The University of Nebraska Board Regents voted Thursday to coordinate all of the University of Nebraska Medical Center's infectious diseases and biodefense research by establishing the Global Center for Health Security.
The center will further the clinical care, training, clinical research and scientific research in infectious diseases.
“The Global Center for Health Security brings together our existing programs into an integrated leadership structure to improve coordination of programs,” Dr. Jennifer Larsen, vice chancellor for research at UNMC, said in a relase. “We’ll continue to attract and build on our expertise in combating bioterrorism, both prevention and treatment, and mitigating the consequences of bioterrorism through education and policy development.”
UNMC and its clinical partner, Nebraska Medicine, played a key role in the Ebola crisis of 2014, more than a decade after establishing the Nebraska Biocontainment Unit. Since then, UNMC has been tasked with leading the country in the development and delivery of educational programs, such as the National Ebola Treatment and Education Center and the National Center for Health Security and Biopreparedness.
The new center will augment opportunities through the National Strategic Research Institute, whose mission is to counter weapons of mass destruction and emerging infectious diseases.
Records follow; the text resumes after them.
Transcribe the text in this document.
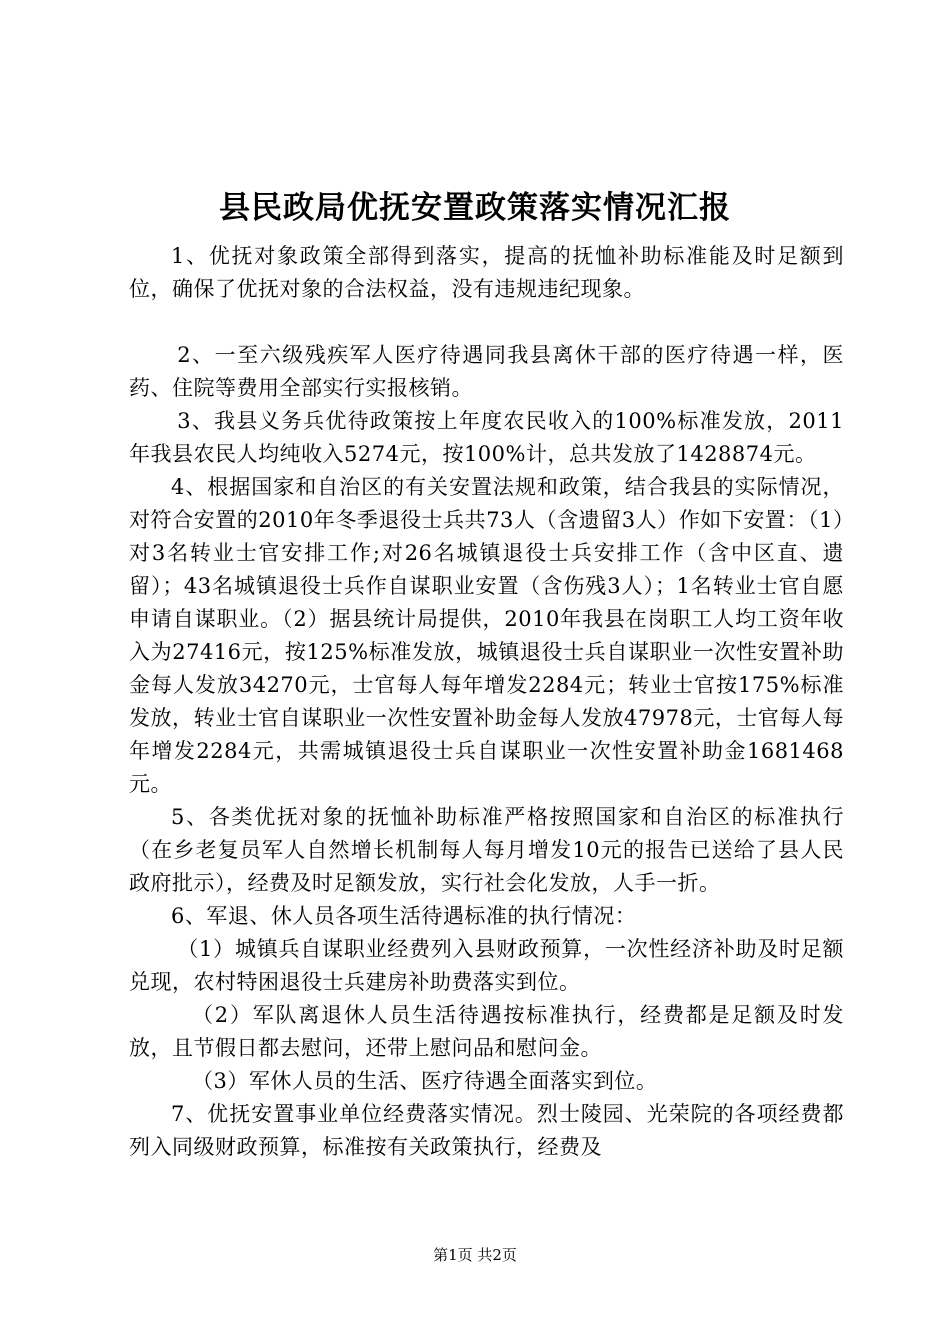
县民政局优抚安置政策落实情况汇报

1、优抚对象政策全部得到落实，提高的抚恤补助标准能及时足额到位，确保了优抚对象的合法权益，没有违规违纪现象。

2、一至六级残疾军人医疗待遇同我县离休干部的医疗待遇一样，医药、住院等费用全部实行实报核销。

3、我县义务兵优待政策按上年度农民收入的100%标准发放，2011年我县农民人均纯收入5274元，按100%计，总共发放了1428874元。

4、根据国家和自治区的有关安置法规和政策，结合我县的实际情况，对符合安置的2010年冬季退役士兵共73人（含遗留3人）作如下安置：（1）对3名转业士官安排工作;对26名城镇退役士兵安排工作（含中区直、遗留）；43名城镇退役士兵作自谋职业安置（含伤残3人）；1名转业士官自愿申请自谋职业。（2）据县统计局提供，2010年我县在岗职工人均工资年收入为27416元，按125%标准发放，城镇退役士兵自谋职业一次性安置补助金每人发放34270元，士官每人每年增发2284元；转业士官按175%标准发放，转业士官自谋职业一次性安置补助金每人发放47978元，士官每人每年增发2284元，共需城镇退役士兵自谋职业一次性安置补助金1681468元。

5、各类优抚对象的抚恤补助标准严格按照国家和自治区的标准执行（在乡老复员军人自然增长机制每人每月增发10元的报告已送给了县人民政府批示），经费及时足额发放，实行社会化发放，人手一折。

6、军退、休人员各项生活待遇标准的执行情况：

（1）城镇兵自谋职业经费列入县财政预算，一次性经济补助及时足额兑现，农村特困退役士兵建房补助费落实到位。

（2）军队离退休人员生活待遇按标准执行，经费都是足额及时发放，且节假日都去慰问，还带上慰问品和慰问金。

（3）军休人员的生活、医疗待遇全面落实到位。

7、优抚安置事业单位经费落实情况。烈士陵园、光荣院的各项经费都列入同级财政预算，标准按有关政策执行，经费及

第1页 共2页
In addition to the NSRI, the center will include faculty, staff and student resources from the UNMC Colleges of Medicine, Pharmacy, Nursing and Public Health; UNMC’s primary clinical partner, Nebraska Medicine; the University of Nebraska-Lincoln Colleges of Arts and Sciences and Engineering; and the University of Nebraska at Omaha College of Arts and Sciences.
Dr. Ken Bayles, Associate Vice Chancellor of Basic Research said it's best to collaborate under one umbrella, "The center will help by educating health care facilities around the world really to deal and prepare for highly infectious diseases as we learn from our experiences here at UMNC and Nebraska Medicine when dealing with the Ebola patients is that they’re an incredibly complex process."
No state dollars were put into this project. It's funded by federal grants and other sources.